[Faits divers] Un jeune Camerounais condamné à la peine de mort par fusillade sur la place publique

Cette peine est assortie des dépens liquidés à la somme de 75 650 FCFA. Alors que la plaignante dame Raïssa Limoue a désisté depuis de son action. Martial Yannick Edoua vit ses derniers jours dans le monde des vivants. En détention provisoire à la prison principale de Bafia, il a été condamné à la peine de mort par fusillade sur la place publique. Alors que la plaignante dame Raïssa Limoue a désisté depuis de son action, nous apprend Jean Fogno.

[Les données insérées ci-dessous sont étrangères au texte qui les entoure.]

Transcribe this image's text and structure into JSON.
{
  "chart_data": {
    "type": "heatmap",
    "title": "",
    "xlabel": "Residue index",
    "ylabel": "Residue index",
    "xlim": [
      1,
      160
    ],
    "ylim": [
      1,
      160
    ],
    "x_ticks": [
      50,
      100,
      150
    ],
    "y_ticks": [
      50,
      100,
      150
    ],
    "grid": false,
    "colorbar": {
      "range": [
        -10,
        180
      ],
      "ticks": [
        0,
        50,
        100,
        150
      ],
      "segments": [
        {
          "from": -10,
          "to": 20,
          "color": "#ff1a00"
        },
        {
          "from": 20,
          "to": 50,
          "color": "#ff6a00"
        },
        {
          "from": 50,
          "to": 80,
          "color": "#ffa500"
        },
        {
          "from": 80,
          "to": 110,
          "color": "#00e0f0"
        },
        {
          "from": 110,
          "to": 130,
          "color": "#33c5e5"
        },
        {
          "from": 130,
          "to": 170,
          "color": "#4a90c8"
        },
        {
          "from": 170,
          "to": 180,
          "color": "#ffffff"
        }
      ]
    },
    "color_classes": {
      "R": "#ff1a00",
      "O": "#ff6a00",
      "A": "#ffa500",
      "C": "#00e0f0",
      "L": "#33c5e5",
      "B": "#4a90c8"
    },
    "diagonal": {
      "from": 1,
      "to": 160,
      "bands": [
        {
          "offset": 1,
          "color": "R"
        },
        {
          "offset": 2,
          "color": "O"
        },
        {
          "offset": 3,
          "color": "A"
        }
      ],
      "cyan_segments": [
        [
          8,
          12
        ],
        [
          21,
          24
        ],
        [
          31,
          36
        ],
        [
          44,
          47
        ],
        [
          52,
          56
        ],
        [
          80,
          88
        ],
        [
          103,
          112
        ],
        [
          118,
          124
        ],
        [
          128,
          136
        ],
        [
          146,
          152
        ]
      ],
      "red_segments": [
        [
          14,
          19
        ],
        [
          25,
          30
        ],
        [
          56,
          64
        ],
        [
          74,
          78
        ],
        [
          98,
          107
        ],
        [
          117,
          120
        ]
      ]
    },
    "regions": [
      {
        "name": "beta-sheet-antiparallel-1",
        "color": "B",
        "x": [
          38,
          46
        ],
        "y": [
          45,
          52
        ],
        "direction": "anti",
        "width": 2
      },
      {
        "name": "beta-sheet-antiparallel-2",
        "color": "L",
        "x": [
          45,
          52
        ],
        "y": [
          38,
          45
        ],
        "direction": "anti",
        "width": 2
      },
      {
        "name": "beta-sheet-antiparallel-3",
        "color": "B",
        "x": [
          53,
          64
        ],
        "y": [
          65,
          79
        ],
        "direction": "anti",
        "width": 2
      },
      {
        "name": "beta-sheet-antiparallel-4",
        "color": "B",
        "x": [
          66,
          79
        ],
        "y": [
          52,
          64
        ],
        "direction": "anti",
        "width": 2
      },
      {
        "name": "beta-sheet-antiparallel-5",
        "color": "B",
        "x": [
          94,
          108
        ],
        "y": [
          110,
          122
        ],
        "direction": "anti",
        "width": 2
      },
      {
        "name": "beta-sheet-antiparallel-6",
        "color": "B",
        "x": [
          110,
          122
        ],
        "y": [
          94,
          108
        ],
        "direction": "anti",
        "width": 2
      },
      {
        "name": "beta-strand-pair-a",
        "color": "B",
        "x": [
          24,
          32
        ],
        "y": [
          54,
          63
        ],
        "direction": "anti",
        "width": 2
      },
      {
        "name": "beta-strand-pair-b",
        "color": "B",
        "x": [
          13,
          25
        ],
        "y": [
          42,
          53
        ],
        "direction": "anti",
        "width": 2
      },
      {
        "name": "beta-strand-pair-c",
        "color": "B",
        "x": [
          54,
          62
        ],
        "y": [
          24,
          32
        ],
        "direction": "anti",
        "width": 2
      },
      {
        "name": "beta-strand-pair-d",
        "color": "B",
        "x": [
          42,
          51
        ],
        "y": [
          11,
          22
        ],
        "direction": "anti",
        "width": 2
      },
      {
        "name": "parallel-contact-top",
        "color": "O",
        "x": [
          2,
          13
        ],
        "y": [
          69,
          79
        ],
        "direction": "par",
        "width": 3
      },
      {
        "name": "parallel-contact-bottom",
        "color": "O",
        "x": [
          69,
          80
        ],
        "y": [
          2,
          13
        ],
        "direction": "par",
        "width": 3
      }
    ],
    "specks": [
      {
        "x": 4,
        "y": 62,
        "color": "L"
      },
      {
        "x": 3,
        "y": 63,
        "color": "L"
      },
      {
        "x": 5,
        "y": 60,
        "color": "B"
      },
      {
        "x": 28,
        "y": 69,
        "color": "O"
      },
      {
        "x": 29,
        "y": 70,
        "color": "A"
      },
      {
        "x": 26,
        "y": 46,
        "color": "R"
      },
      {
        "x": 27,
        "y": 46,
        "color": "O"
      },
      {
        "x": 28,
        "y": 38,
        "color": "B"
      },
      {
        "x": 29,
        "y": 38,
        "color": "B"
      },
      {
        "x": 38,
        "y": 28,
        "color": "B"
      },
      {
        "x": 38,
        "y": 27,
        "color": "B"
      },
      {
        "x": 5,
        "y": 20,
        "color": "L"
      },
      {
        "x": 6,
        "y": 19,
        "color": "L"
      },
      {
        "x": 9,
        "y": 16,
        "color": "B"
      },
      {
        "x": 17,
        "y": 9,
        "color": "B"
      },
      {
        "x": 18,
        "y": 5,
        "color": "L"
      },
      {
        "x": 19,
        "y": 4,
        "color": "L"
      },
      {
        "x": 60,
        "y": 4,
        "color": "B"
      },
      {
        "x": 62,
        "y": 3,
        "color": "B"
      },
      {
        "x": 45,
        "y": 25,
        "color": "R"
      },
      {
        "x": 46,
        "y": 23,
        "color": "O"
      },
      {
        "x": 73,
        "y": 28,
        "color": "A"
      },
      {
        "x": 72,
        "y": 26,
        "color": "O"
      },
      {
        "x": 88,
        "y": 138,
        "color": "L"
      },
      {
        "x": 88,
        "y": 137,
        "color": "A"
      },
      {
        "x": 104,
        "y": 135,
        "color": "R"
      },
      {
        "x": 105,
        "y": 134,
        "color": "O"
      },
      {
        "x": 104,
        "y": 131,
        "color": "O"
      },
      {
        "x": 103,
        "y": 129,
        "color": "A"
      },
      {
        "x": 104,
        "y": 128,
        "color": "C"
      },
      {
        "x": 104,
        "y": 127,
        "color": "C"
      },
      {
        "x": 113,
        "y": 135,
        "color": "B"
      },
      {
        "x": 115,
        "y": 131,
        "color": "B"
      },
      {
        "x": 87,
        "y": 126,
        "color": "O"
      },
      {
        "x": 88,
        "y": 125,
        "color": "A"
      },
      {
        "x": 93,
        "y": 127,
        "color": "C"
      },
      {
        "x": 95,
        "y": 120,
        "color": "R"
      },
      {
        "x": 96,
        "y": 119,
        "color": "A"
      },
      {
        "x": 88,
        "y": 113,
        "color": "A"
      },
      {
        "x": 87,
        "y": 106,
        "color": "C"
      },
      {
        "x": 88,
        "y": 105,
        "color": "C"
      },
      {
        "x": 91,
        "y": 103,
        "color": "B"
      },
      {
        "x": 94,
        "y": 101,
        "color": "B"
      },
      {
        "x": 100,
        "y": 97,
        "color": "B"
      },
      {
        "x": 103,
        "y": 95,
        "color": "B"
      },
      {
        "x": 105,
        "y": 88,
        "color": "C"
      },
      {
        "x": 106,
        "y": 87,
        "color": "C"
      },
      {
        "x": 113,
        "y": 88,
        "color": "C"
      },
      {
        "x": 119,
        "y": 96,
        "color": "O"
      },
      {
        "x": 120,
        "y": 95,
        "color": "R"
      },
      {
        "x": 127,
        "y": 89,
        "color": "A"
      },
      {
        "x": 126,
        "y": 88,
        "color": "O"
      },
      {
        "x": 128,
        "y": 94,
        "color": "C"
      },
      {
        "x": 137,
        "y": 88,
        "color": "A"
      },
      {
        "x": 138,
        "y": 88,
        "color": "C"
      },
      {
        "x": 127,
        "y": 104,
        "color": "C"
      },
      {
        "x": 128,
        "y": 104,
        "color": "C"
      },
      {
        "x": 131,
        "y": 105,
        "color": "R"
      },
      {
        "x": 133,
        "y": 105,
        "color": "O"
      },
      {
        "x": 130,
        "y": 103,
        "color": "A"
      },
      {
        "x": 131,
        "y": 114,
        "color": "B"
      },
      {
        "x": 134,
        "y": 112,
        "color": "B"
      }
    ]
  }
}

C’est le secrétaire exécutif permanent de l’ONG Mandela Center International. Des audiences « bâclées » et « expéditives » Cette peine est assortie des dépens liquidés à la somme de 75 650 FCFA. Ainsi en a décidé le 05 Février 2020, Jules Raymond Billong, le président du Tribunal de grande Instance du Mbam et Inoubou, à Bafia pour assassinat. C’était l’issue de quatre audiences que Mandela Center International jugées « bâclées et expéditives ». En sa qualité de délinquant primaire, estime l’ONG, Martial Yannick Edoua n’a pas eu droit à un procès équitable. Lequel consacre la prééminence du droit dans une société démocratique et est garanti à la fois, par des textes conventionnels. Ainsi que par un ensemble de principes directeurs édictés sous l’égide de l’ONU. Notamment les principes fondamentaux relatifs à l’indépendance de la magistrature de 1985. Les principes de base relatifs au rôle du barreau de 1990….ainsi que plusieurs centaines de jurisprudences constantes sur les droits de l’homme de par le monde. La peine de mort toujours en vigueur Le Code pénal adopté en 2016 maintient la peine de mort en ses articles 22 et 23. Il prévoit par ailleurs la peine capitale pour plus d’une vingtaine d’infractions. Selon les dernières statistiques collectées auprès des 79 prisons camerounaises, environ 400 détenus se trouvent sur le couloir de la mort. Soit plus d’une centaine pour des infractions liées au terrorisme condamnées à mort à la suite de procès iniques. La plupart de ces sentences sont basés sur des aveux extorqués sous la torture ou la contrainte.